ANKARA'DAN MACRON'A SERT TEPKİ: ACZİYETİNİN VE ÇARESİZLİĞININ DIŞA VURUMU
Fransa Cumhurbaşkanı Macron'un hadsiz sözlerine Dışişleri Bakanlığı sert tepki verdi. Açıklamada, Macron'un eski sömürgeci refleksleriyle kibirli, üst perdeden ders vermeye çalıştığı belirtilerek, "Aslında Macron'un açıklamaları kendi acziyetinin ve içinde bulunduğu çaresizliğin dışa vurumudur. Zira tüm dünyada serbestçe at koşturdukları günler geride kalmıştır. Dış politikadaki tüm sinsi planlarını suya düşürdüğümüz, kirli oyunlarını bozduğumuz Macron iç acısıyla her gün fütursuzca Türkiye'ye ve Sayın Cumhurbaşkanımıza saldırmaktadır. Cumhurbaşkanımız Avrupa'da en yüksek oy oranıyla seçilen liderlerdendir. Gücünü her zaman Türk halkından almıştır" denildi. Video konferans ile AP Dış İlişkiler Komitesi toplantısına bağlanan Dışişleri Bakanı Mevlüt Çavuşoğlu da "AB'nin Doğu Akdeniz'deki pozisyonu haksızdır. Herhangi bir önkoşul olmaksızın diyaloğa hazırız. Yunanistan ön koşullarda ısrar ederse biz de öyle yaparız. Yunan hükümeti Türkiye ile samimi diyalog ve müzakereye açık değil" dedi.

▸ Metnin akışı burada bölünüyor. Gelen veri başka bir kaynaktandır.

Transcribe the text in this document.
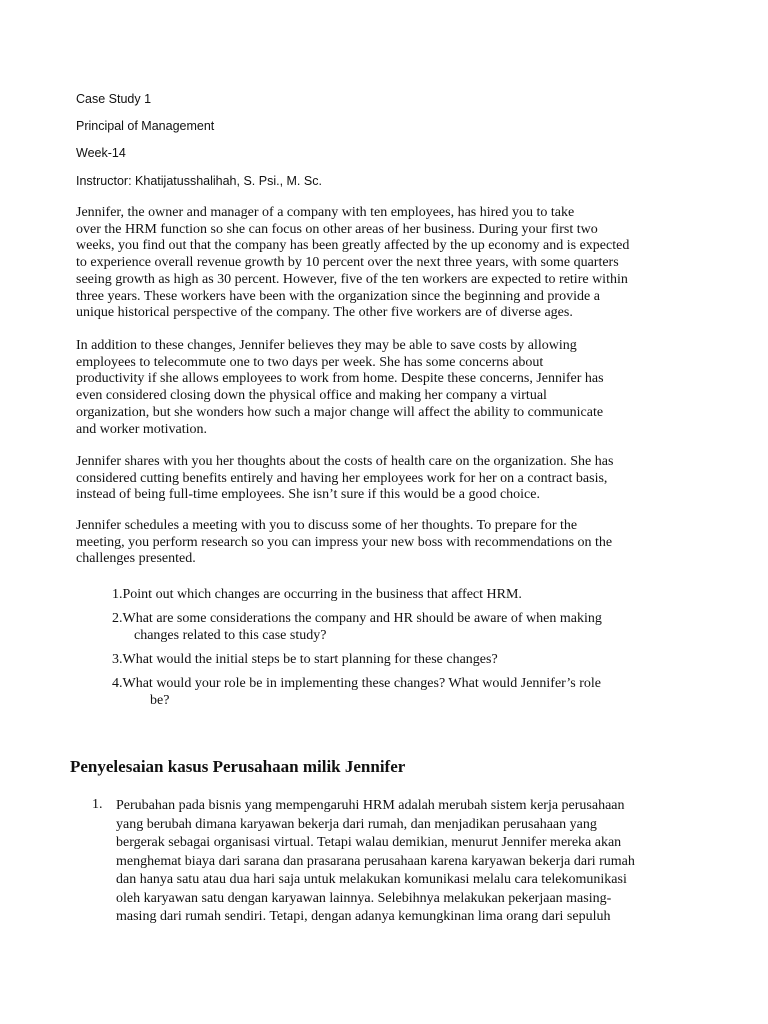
Case Study 1

Principal of Management

Week-14

Instructor: Khatijatusshalihah, S. Psi., M. Sc.

Jennifer, the owner and manager of a company with ten employees, has hired you to take
over the HRM function so she can focus on other areas of her business. During your first two
weeks, you find out that the company has been greatly affected by the up economy and is expected
to experience overall revenue growth by 10 percent over the next three years, with some quarters
seeing growth as high as 30 percent. However, five of the ten workers are expected to retire within
three years. These workers have been with the organization since the beginning and provide a
unique historical perspective of the company. The other five workers are of diverse ages.

In addition to these changes, Jennifer believes they may be able to save costs by allowing
employees to telecommute one to two days per week. She has some concerns about
productivity if she allows employees to work from home. Despite these concerns, Jennifer has
even considered closing down the physical office and making her company a virtual
organization, but she wonders how such a major change will affect the ability to communicate
and worker motivation.

Jennifer shares with you her thoughts about the costs of health care on the organization. She has
considered cutting benefits entirely and having her employees work for her on a contract basis,
instead of being full-time employees. She isn’t sure if this would be a good choice.

Jennifer schedules a meeting with you to discuss some of her thoughts. To prepare for the
meeting, you perform research so you can impress your new boss with recommendations on the
challenges presented.

1.Point out which changes are occurring in the business that affect HRM.
2.What are some considerations the company and HR should be aware of when making
changes related to this case study?
3.What would the initial steps be to start planning for these changes?
4.What would your role be in implementing these changes? What would Jennifer’s role
be?
Penyelesaian kasus Perusahaan milik Jennifer
1. Perubahan pada bisnis yang mempengaruhi HRM adalah merubah sistem kerja perusahaan
yang berubah dimana karyawan bekerja dari rumah, dan menjadikan perusahaan yang
bergerak sebagai organisasi virtual. Tetapi walau demikian, menurut Jennifer mereka akan
menghemat biaya dari sarana dan prasarana perusahaan karena karyawan bekerja dari rumah
dan hanya satu atau dua hari saja untuk melakukan komunikasi melalu cara telekomunikasi
oleh karyawan satu dengan karyawan lainnya. Selebihnya melakukan pekerjaan masing-
masing dari rumah sendiri. Tetapi, dengan adanya kemungkinan lima orang dari sepuluh
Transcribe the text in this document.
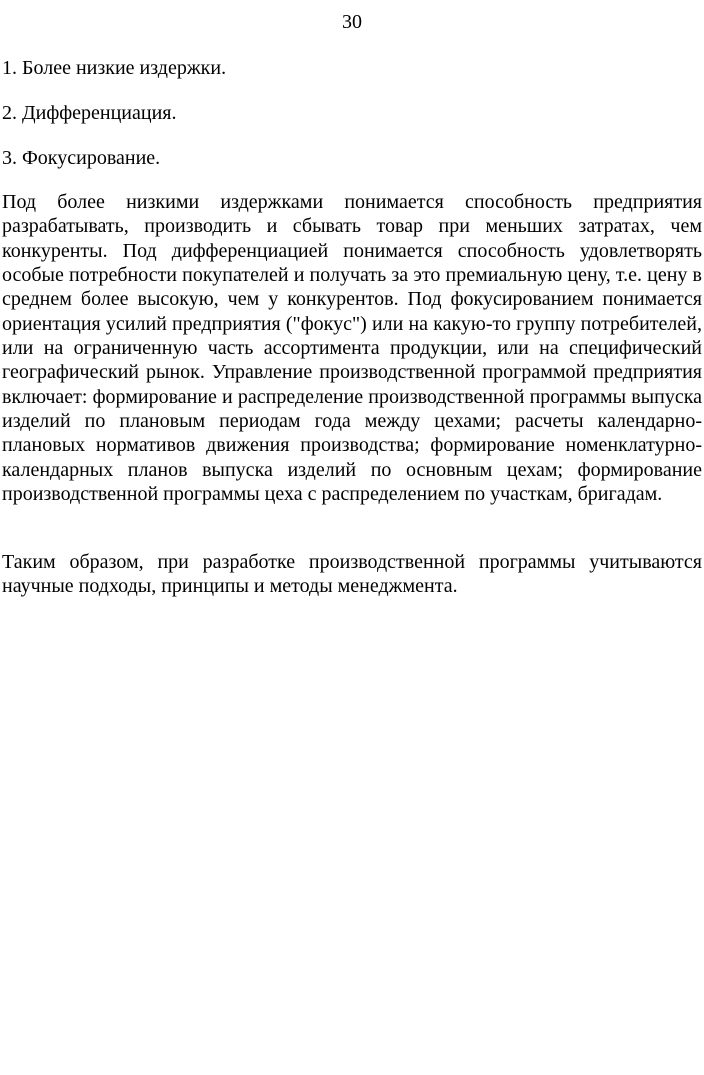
30
1. Более низкие издержки.
2. Дифференциация.
3. Фокусирование.

Под более низкими издержками понимается способность предприятия разрабатывать, производить и сбывать товар при меньших затратах, чем конкуренты. Под дифференциацией понимается способность удовлетворять особые потребности покупателей и получать за это премиальную цену, т.е. цену в среднем более высокую, чем у конкурентов. Под фокусированием понимается ориентация усилий предприятия ("фокус") или на какую-то группу потребителей, или на ограниченную часть ассортимента продукции, или на специфический географический рынок. Управление производственной программой предприятия включает: формирование и распределение производственной программы выпуска изделий по плановым периодам года между цехами; расчеты календарно-плановых нормативов движения производства; формирование номенклатурно-календарных планов выпуска изделий по основным цехам; формирование производственной программы цеха с распределением по участкам, бригадам.

Таким образом, при разработке производственной программы учитываются научные подходы, принципы и методы менеджмента.
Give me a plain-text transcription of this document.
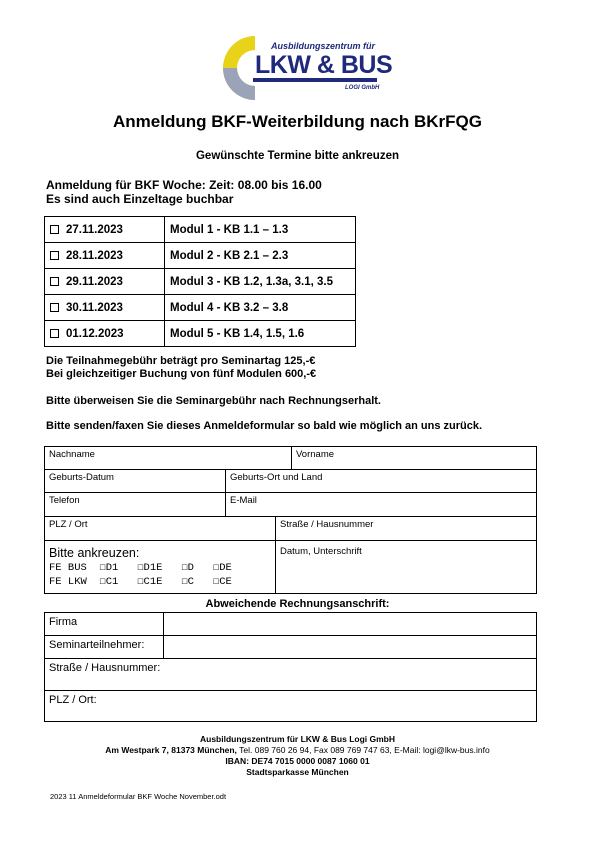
Ausbildungszentrum für
LKW & BUS
LOGI GmbH
Anmeldung BKF-Weiterbildung nach BKrFQG
Gewünschte Termine bitte ankreuzen
Anmeldung für BKF Woche: Zeit: 08.00 bis 16.00
Es sind auch Einzeltage buchbar
27.11.2023	Modul 1 - KB 1.1 – 1.3
28.11.2023	Modul 2 - KB 2.1 – 2.3
29.11.2023	Modul 3 - KB 1.2, 1.3a, 3.1, 3.5
30.11.2023	Modul 4 - KB 3.2 – 3.8
01.12.2023	Modul 5 - KB 1.4, 1.5, 1.6
Die Teilnahmegebühr beträgt pro Seminartag 125,-€
Bei gleichzeitiger Buchung von fünf Modulen 600,-€
Bitte überweisen Sie die Seminargebühr nach Rechnungserhalt.
Bitte senden/faxen Sie dieses Anmeldeformular so bald wie möglich an uns zurück.
Nachname	Vorname
Geburts-Datum	Geburts-Ort und Land
Telefon	E-Mail
PLZ / Ort	Straße / Hausnummer
Bitte ankreuzen:
FE BUS  ☐D1   ☐D1E   ☐D   ☐DE
FE LKW  ☐C1   ☐C1E   ☐C   ☐CE
Datum, Unterschrift
Abweichende Rechnungsanschrift:
Firma
Seminarteilnehmer:
Straße / Hausnummer:
PLZ / Ort:
Ausbildungszentrum für LKW & Bus Logi GmbH
Am Westpark 7, 81373 München, Tel. 089 760 26 94, Fax 089 769 747 63, E-Mail: logi@lkw-bus.info
IBAN: DE74 7015 0000 0087 1060 01
Stadtsparkasse München
2023 11 Anmeldeformular BKF Woche November.odt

'SÖMÜRGECİLERİN ESKİ VE AHLAKSIZ OYUNU BU'
Macron'un açıklamalarına AK Parti Sözcüsü Ömer Çelik'ten de tepki geldi: "Sömürgeci kafanın Cumhurbaşkanımızı hedef alması bizim için gururdur. Sizin gibi sömürgeci kafalarla sorunumuz var Bay Macron. Tehdit dili kullandığınız ülke Türkiye'dir. Türkiye size en uygun cevapları verecektir. Burayı kolayca kandırabileceğiniz kabile devletleri ile karıştırmayın. Bu ülkenin seçilmiş Cumhurbaşkanı ile halkını ayırmaya kimsenin gücü yetmez. 'Erdoğan ayrı, Türk halkı ayrı' diyerek oynadığınız oyunu defalarca Afrika'da oynadığınızı biliyoruz. Macron şimdi Yunanistan'ı kullanarak Doğu Akdeniz'de sömürgecilik oyunu oynamaya çalışıyor." İletişim Başkanı Fahrettin Altun da "Türkiye'ye yönelik saldırıları için hangi Emmanuel Macron'u kınayalım? De Gaulle taklidi yaparak, NATO'nun beyin ölümünü duyuran Macron mu? Libya'da teröristleri silahlandırıp, NATO'nun güney kanadına zarar veren Macron mu? Yoksa Akdeniz seferine çıkan 'atanamayan Napolyon' mu?" paylaşımında bulundu.